Texas voters this week overwhelmingly approved a constitutional ban on same-sex marriage, making their state the 19th to take that step.

The same-sex marriage contest in Texas was a landslide victory; near-complete returns showed the gay-marriage ban supported by about 76 percent of voters. Like every other state except Massachusetts, Texas didn’t permit same-sex marriages previously, but the constitutional amendment was touted as an extra guard against future court rulings.

“Texans know that marriage is between a man and a woman, and children deserve both a mom and a dad. They don’t need a Ph.D. or a degree in anything else to teach them that,” said Kelly Shackelford, a leader Texans For Marriage, which backed the ban.

Gay-rights leaders said they were dismayed, but not surprised, by the outcome. They vowed to continue a state-by-state battle for recognition of same-sex unions.

“The fight for fairness isn’t over, and we won’t give up,” said Joe Solmonese, president of the Human Rights Campaign. “These amendments are part of a long-standing effort by the extreme right to eliminate any legal recognition for gay people and our families.”
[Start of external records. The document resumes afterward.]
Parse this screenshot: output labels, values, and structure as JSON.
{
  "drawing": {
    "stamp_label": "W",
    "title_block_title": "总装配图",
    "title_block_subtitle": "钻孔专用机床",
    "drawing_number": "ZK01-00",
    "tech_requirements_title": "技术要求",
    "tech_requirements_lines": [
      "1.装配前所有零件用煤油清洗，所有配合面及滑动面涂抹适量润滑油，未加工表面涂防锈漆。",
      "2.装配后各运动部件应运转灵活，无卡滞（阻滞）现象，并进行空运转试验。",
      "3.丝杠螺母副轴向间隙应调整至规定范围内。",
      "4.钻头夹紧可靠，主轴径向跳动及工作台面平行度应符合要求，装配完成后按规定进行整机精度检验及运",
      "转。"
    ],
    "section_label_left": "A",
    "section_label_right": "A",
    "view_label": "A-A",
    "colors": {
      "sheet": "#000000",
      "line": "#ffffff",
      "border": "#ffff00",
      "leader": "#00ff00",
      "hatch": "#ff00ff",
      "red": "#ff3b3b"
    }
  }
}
In more uplifting news for the gay community, Maine voters rejected a conservative-backed proposal to repeal the state’s new gay-rights law.

The measure was placed on the ballot by a church-backed conservative coalition that would have repealed a gay-rights law approved by lawmakers earlier this year.
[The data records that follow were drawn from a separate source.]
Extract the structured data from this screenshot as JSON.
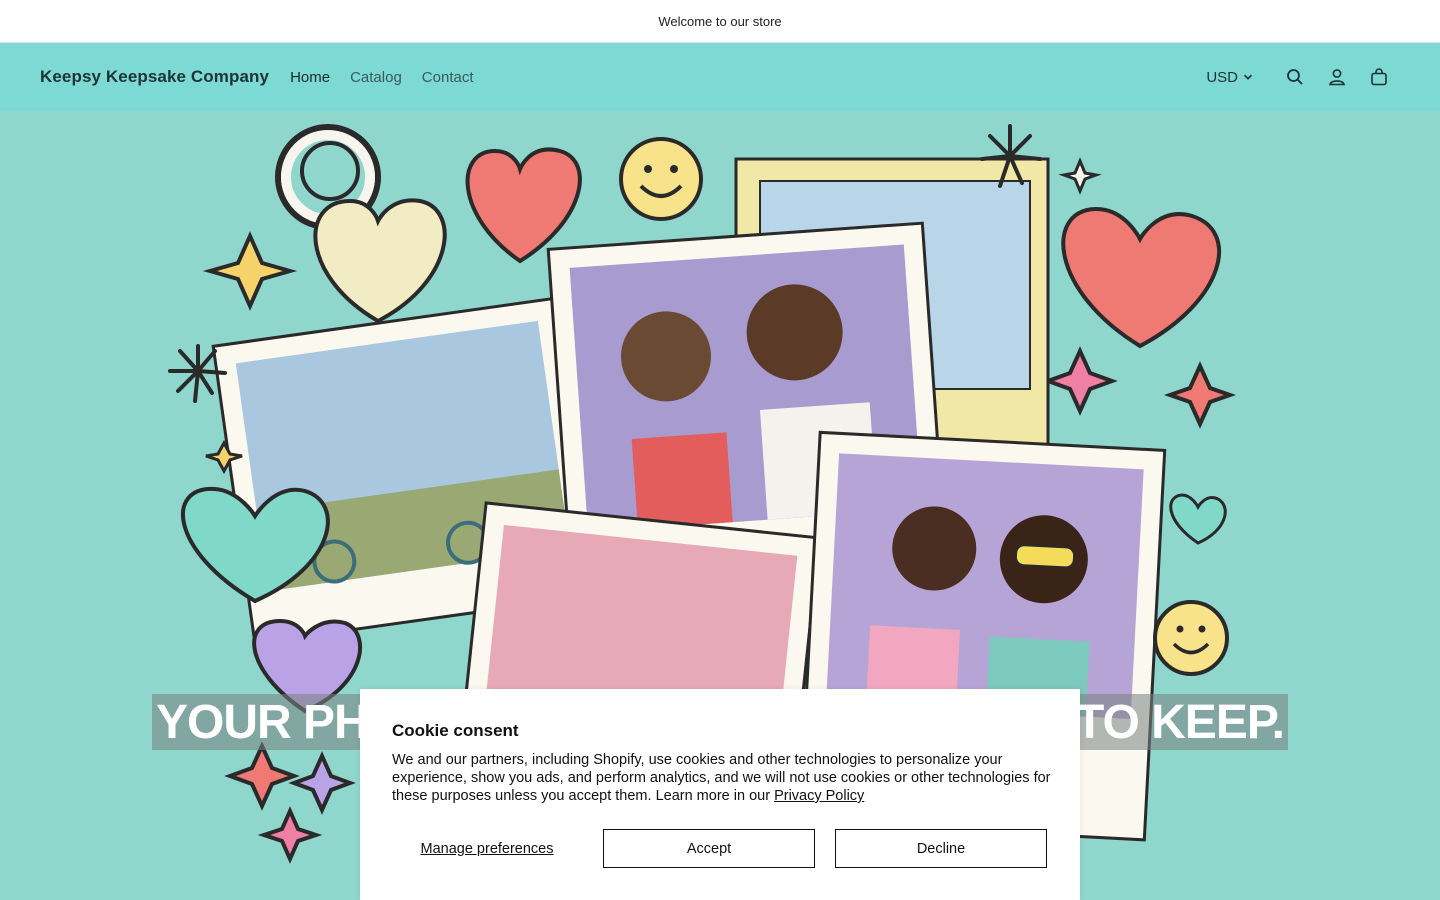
{
  "announcement": "Welcome to our store",
  "header": {
    "brand": "Keepsy Keepsake Company",
    "nav": [
      {
        "label": "Home"
      },
      {
        "label": "Catalog"
      },
      {
        "label": "Contact"
      }
    ],
    "currency": "USD",
    "icons": [
      "search-icon",
      "account-icon",
      "cart-icon"
    ]
  },
  "hero": {
    "heading_left": "YOUR PH",
    "heading_right": "TO KEEP.",
    "colors": {
      "background": "#8fd6cd",
      "header": "#7dd9d4"
    }
  },
  "cookie": {
    "title": "Cookie consent",
    "body": "We and our partners, including Shopify, use cookies and other technologies to personalize your experience, show you ads, and perform analytics, and we will not use cookies or other technologies for these purposes unless you accept them. Learn more in our ",
    "link": "Privacy Policy",
    "manage": "Manage preferences",
    "accept": "Accept",
    "decline": "Decline"
  }
}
Lawmakers also expanded the state’s human rights act to outlaw discrimination based on sexual orientation, a step already taken by the five other New England states.

In near-complete returns, more than 55-percent of voters were opposing repeal of the new law, which is broadly worded to protect transsexuals as well as gays and lesbians.

“This is such a much-needed victory for our national community, because we’ve experienced so many losses,” said Matt Foreman, executive director of the National Gay and Lesbian Task Force. “We’ve got to press forward on nondiscrimination protection, and not let marriage continue to swamp the movement.”